I need some new listening material...what are some of your favourite acoustic recordings?


some of mine:

Neil Young at Massey Hall '71, and his Unplugged album, which started a whole slew of unplugs by other artists

Jerry Garcia did some awesome bluegrass/folk recordings, with David Grisman: "Grisman & Garcia" is a good start

John Renbourn has a lot of fantastic stuff out, "ship of fools" is a cool mix of traditional celtic styles

always liked Steve Howe's acoustic masterpieces with Yes..."mood for a day" is fantastic

the newer-age acoustic stuff is great too, forging new ground...Manelli Jamal is great & local to toronto, plays live a lot:

http://www.myspace.com/manelijamal


anyway, looking forward to hearing everyone else's suggestions...

cheers


----------



## Shark (Jun 10, 2010)

Tommy Emmanuel! 

Here's one live example. He plays a range of genres, though. Oh, and for this song, apart from the main theme I think it's totally improvised, basically all the way through. I've never heard him play it the same way twice.

[YOUTUBE]YouTube - The Original Video! Tommy Emmanuel - Guitar Boogie & Stevie's Blues - July 2006[/YOUTUBE]

Ok, why don't my YouTube videos embed?  I put the link inside the YouTube brackets. HERE is the link for the above video.


----------



## WarrenG (Feb 3, 2006)

Don Ross - Passion Session
Michael Hedges - Aerial Boundaries
Pierre Bensusan - Intuite
Paul Wadden - Walter the Penniless


----------



## Mooh (Mar 7, 2007)

Joscho Stephan
Pierre Bensusan
Tony McManus
Lunasa
Creaking Tree String Quartet
Bela Fleck
Don Ross

Peace, Mooh.


----------



## shoretyus (Jan 6, 2007)

Nickle Creek with Chris Thile.. ( actually anything by him)


----------



## Stephen W. (Jun 7, 2006)

Every artist on this page.
CANdYRAT Records
In fact, if Rob Poland has them on Candy Rat then they are worth a listen to.

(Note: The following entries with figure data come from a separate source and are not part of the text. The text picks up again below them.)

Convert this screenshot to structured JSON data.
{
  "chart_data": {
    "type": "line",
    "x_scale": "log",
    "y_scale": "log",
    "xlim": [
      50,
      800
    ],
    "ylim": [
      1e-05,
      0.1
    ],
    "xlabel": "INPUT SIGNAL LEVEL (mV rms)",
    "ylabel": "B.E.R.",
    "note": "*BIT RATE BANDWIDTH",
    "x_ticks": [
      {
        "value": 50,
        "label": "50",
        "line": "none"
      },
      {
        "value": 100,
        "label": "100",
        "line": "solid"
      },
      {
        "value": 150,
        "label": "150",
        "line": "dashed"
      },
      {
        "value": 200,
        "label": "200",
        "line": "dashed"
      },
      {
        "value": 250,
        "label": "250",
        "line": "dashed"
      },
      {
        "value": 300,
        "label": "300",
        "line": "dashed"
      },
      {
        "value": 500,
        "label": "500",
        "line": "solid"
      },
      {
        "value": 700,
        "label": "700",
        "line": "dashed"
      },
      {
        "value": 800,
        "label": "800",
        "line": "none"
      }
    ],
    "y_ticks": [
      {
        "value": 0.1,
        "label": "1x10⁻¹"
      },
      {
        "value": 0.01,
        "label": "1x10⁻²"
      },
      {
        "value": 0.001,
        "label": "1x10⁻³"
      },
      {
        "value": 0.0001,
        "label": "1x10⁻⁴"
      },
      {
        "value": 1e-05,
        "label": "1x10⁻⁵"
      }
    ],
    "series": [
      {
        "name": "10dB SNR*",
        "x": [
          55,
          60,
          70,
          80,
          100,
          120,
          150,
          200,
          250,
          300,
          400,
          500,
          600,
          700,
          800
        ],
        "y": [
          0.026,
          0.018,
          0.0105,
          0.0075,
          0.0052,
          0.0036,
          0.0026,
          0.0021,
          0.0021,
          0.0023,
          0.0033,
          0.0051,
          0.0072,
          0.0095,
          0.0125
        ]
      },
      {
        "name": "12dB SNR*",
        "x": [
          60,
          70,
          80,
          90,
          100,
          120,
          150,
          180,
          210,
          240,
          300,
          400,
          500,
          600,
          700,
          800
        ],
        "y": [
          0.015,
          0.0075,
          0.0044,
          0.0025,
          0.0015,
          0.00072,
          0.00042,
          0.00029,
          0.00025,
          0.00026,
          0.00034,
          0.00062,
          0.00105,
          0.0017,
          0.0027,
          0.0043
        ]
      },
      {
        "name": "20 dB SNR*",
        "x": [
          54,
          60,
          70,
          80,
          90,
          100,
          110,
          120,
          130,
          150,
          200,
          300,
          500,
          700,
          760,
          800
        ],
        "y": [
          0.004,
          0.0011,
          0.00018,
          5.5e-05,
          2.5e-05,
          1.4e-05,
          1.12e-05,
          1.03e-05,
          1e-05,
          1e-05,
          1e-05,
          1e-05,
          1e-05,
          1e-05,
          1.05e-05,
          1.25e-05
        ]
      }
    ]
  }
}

They may not all fit your taste / style but, you can bet they have talent.


----------



## Guest (Nov 10, 2010)

Monty Montgomery
The Guitar Trio
John Martyn (in particular: Solid Air)
John Frusciante (in particular: Curtains)


----------



## ronmac (Sep 22, 2006)

Anything by Harry Manx
Scott Macmillan (3 disc Minnie Sessions series, Octet)
Dave MacIsaac (Nimble Fingers)
Bela Fleck (Tales From the Acoustic Planet)


----------



## bolero (Oct 11, 2006)

cool, thx guys, got some new stuff to check out now


----------



## Mooh (Mar 7, 2007)

Saw Joel Fafard last night. Fantastic show.

.:. Joel Fafard .:.

Peace, Mooh.


----------



## Guest (Nov 22, 2010)

Youtube:

Noel Gallagher (OASIS) Paris.

Awesome acoustic sesson. Just makes me want to sit down and strum the tunes.


----------



## Koming (Jan 1, 2009)

WarrenG said:


> Don Ross - Passion Session
> Michael Hedges - Aerial Boundaries
> Pierre Bensusan - Intuite
> Paul Wadden - Walter the Penniless


GOOD TASTE. I like them.


----------